Principal Investigator/Program Director (Last, First, Middle): Afonin, Kirill, A
PROJECT SUMMARY
What if healthcare providers were equipped with biocompatible, biodegradable, robust, and affordable
treatment options that combine therapeutic modalities with controlled mechanisms of action? What if this
versatile technology had learning capacity and could be educated to recognize patient-specific diseases and
interfere with their progression by redirecting fundamental cellular processes? What if the very same formulation
could offer an additional means of control over patients’ immune responses and further advance favorable
therapeutic outcomes with minimal toxicities? These next generation therapies would then become a game
changer in helping to prevent, detect, diagnose, and treat diseases and disabilities at their source. With the
support from MIRA (R35) funding, we envision a data-driven platform, SMART NANPs (specific, modular,
adjustable, reproducible, and targeted nucleic acid nanoparticles), encoded by self-assembling nucleic acids. By
controlling the flow of genetic information across all forms of life, nucleic acids have become instrumental in
acquiring new knowledge about major cellular processes and origins of diseases. Besides their diverse biological
roles, these biopolymers can be programmed into NANPs with specified physicochemical properties and
functionalities that dictate NANPs’ biological actions with endless possibilities for reprogramming cellular
behavior through molecular signaling. We recently discovered that different architectural parameters and
compositions of NANPs, delivered to primary human immune cells, can activate monocytes and dendritic cells
to produce type I and type III interferons.

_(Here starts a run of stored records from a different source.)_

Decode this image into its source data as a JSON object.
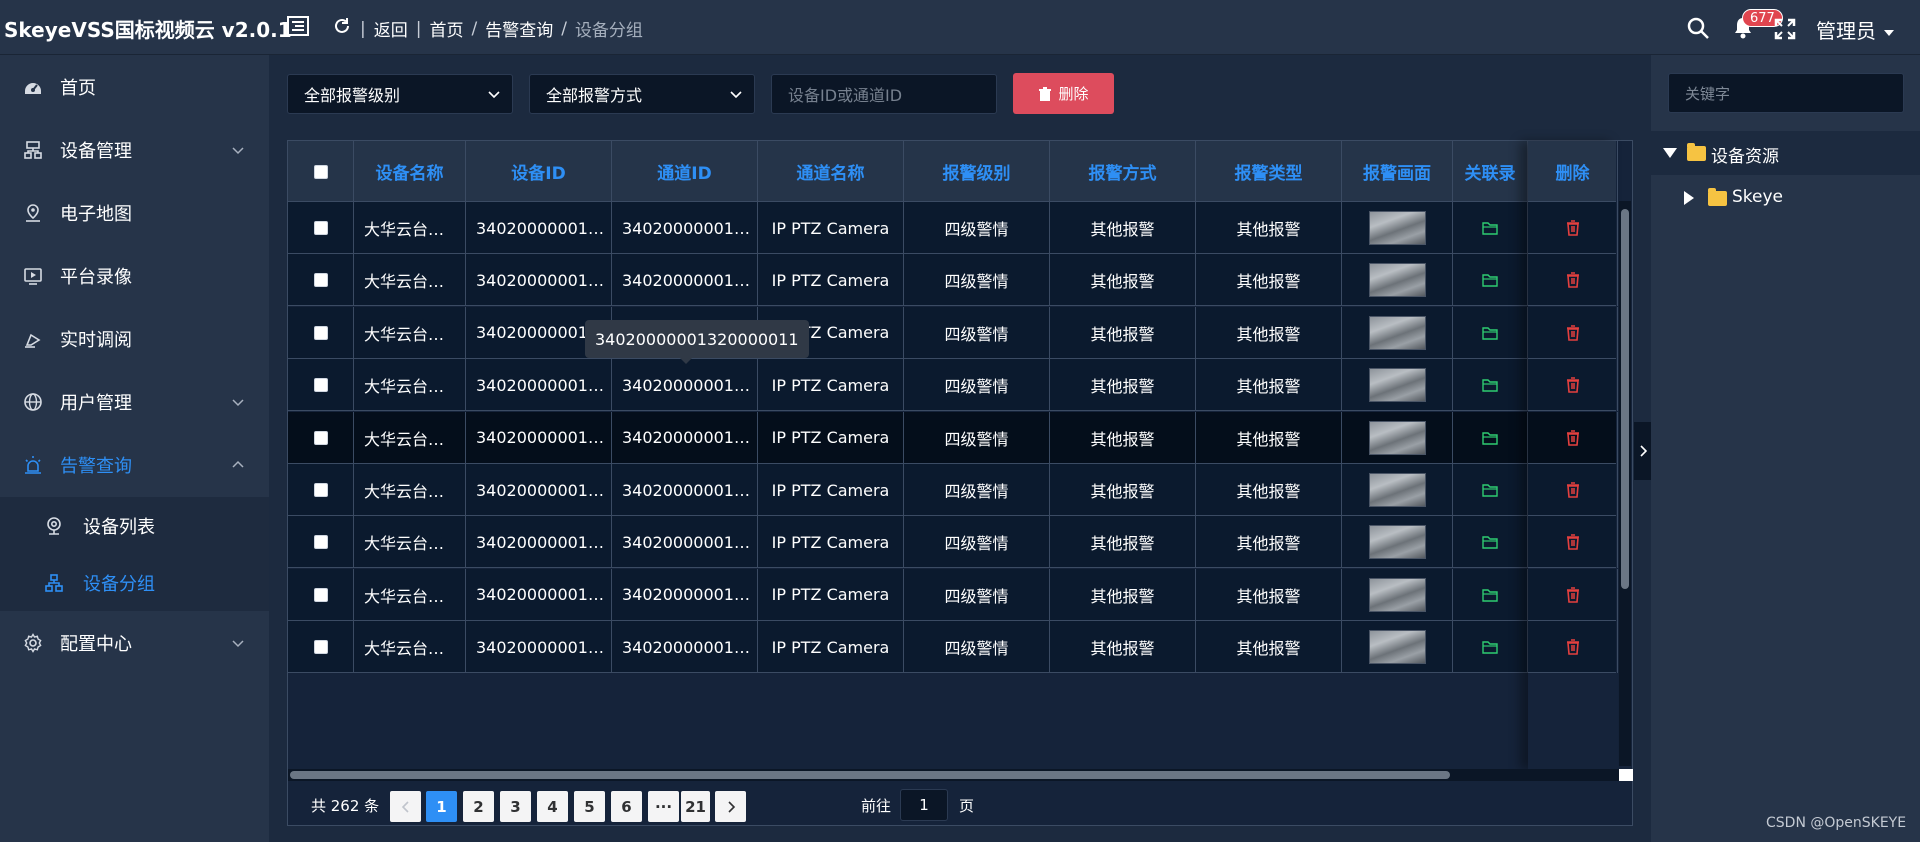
{
  "app": {
    "title": "SkeyeVSS国标视频云 v2.0.1"
  },
  "breadcrumb": {
    "back": "返回",
    "items": [
      "首页",
      "告警查询",
      "设备分组"
    ]
  },
  "header": {
    "notification_count": "677",
    "user": "管理员"
  },
  "sidebar": {
    "items": [
      {
        "label": "首页",
        "icon": "dashboard-icon"
      },
      {
        "label": "设备管理",
        "icon": "server-icon"
      },
      {
        "label": "电子地图",
        "icon": "map-pin-icon"
      },
      {
        "label": "平台录像",
        "icon": "video-icon"
      },
      {
        "label": "实时调阅",
        "icon": "live-icon"
      },
      {
        "label": "用户管理",
        "icon": "globe-icon"
      },
      {
        "label": "告警查询",
        "icon": "alarm-icon"
      },
      {
        "label": "配置中心",
        "icon": "gear-icon"
      }
    ],
    "submenu": [
      {
        "label": "设备列表",
        "icon": "camera-icon"
      },
      {
        "label": "设备分组",
        "icon": "group-icon"
      }
    ]
  },
  "filters": {
    "level": "全部报警级别",
    "method": "全部报警方式",
    "search_placeholder": "设备ID或通道ID",
    "delete": "删除"
  },
  "table": {
    "headers": [
      "设备名称",
      "设备ID",
      "通道ID",
      "通道名称",
      "报警级别",
      "报警方式",
      "报警类型",
      "报警画面",
      "关联录",
      "删除"
    ],
    "rows": [
      {
        "name": "大华云台…",
        "device_id": "34020000001…",
        "channel_id": "34020000001…",
        "channel_name": "IP PTZ Camera",
        "level": "四级警情",
        "method": "其他报警",
        "type": "其他报警"
      },
      {
        "name": "大华云台…",
        "device_id": "34020000001…",
        "channel_id": "34020000001…",
        "channel_name": "IP PTZ Camera",
        "level": "四级警情",
        "method": "其他报警",
        "type": "其他报警"
      },
      {
        "name": "大华云台…",
        "device_id": "34020000001…",
        "channel_id": "34020000001…",
        "channel_name": "IP PTZ Camera",
        "level": "四级警情",
        "method": "其他报警",
        "type": "其他报警"
      },
      {
        "name": "大华云台…",
        "device_id": "34020000001…",
        "channel_id": "34020000001…",
        "channel_name": "IP PTZ Camera",
        "level": "四级警情",
        "method": "其他报警",
        "type": "其他报警"
      },
      {
        "name": "大华云台…",
        "device_id": "34020000001…",
        "channel_id": "34020000001…",
        "channel_name": "IP PTZ Camera",
        "level": "四级警情",
        "method": "其他报警",
        "type": "其他报警"
      },
      {
        "name": "大华云台…",
        "device_id": "34020000001…",
        "channel_id": "34020000001…",
        "channel_name": "IP PTZ Camera",
        "level": "四级警情",
        "method": "其他报警",
        "type": "其他报警"
      },
      {
        "name": "大华云台…",
        "device_id": "34020000001…",
        "channel_id": "34020000001…",
        "channel_name": "IP PTZ Camera",
        "level": "四级警情",
        "method": "其他报警",
        "type": "其他报警"
      },
      {
        "name": "大华云台…",
        "device_id": "34020000001…",
        "channel_id": "34020000001…",
        "channel_name": "IP PTZ Camera",
        "level": "四级警情",
        "method": "其他报警",
        "type": "其他报警"
      },
      {
        "name": "大华云台…",
        "device_id": "34020000001…",
        "channel_id": "34020000001…",
        "channel_name": "IP PTZ Camera",
        "level": "四级警情",
        "method": "其他报警",
        "type": "其他报警"
      }
    ],
    "tooltip": "34020000001320000011"
  },
  "pagination": {
    "total": "共 262 条",
    "pages": [
      "1",
      "2",
      "3",
      "4",
      "5",
      "6",
      "···",
      "21"
    ],
    "current": "1",
    "goto_prefix": "前往",
    "goto_value": "1",
    "goto_suffix": "页"
  },
  "tree": {
    "search_placeholder": "关键字",
    "root": "设备资源",
    "child": "Skeye"
  },
  "watermark": "CSDN @OpenSKEYE",
  "colors": {
    "accent": "#2e8ff5",
    "danger": "#dd4c5d",
    "folder": "#f6c342",
    "link_icon": "#2ecc71"
  }
}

This pioneering work on NANPs’ immunorecognition highlighted an
unforeseen clinical application for this technology in the field of vaccines and immunotherapy. A defined
structure-function relationship for any given NANP would then allow conditional actuation of its
immunorecognition or any other therapeutic activity through a set of embedded architectural codes. With this
notion, we introduced two orthogonal concepts of therapeutic NANPs which can be conditionally activated in
human cancer cells to release pre-programmed therapeutics. By uniting these breakthroughs and other
preliminary findings from my lab, as highlighted in the current application, and integrating them into a unified
network of SMART NANPs with programmable control of biodistribution, immunological activity, and therapeutic
modules, we will advance the current repertoire of therapies against infectious diseases and cancers (through
NANP-based vaccines and immunotherapies), cardiovascular diseases (through regulated coagulation by
thrombin-targeting NANPs), and address drug overdose and safety issues (through the biodegradable nature of
NANPs and their controlled deactivation). To maximize the successful translation of this technology, the
proposed program will employ a multidisciplinary approach that spans the fields of nucleic acid nanotechnology,
immunology, drug delivery, translational oncology, and machine learning. The long-term goal of this program is
to elevate SMART NANPs to the level of clinical use.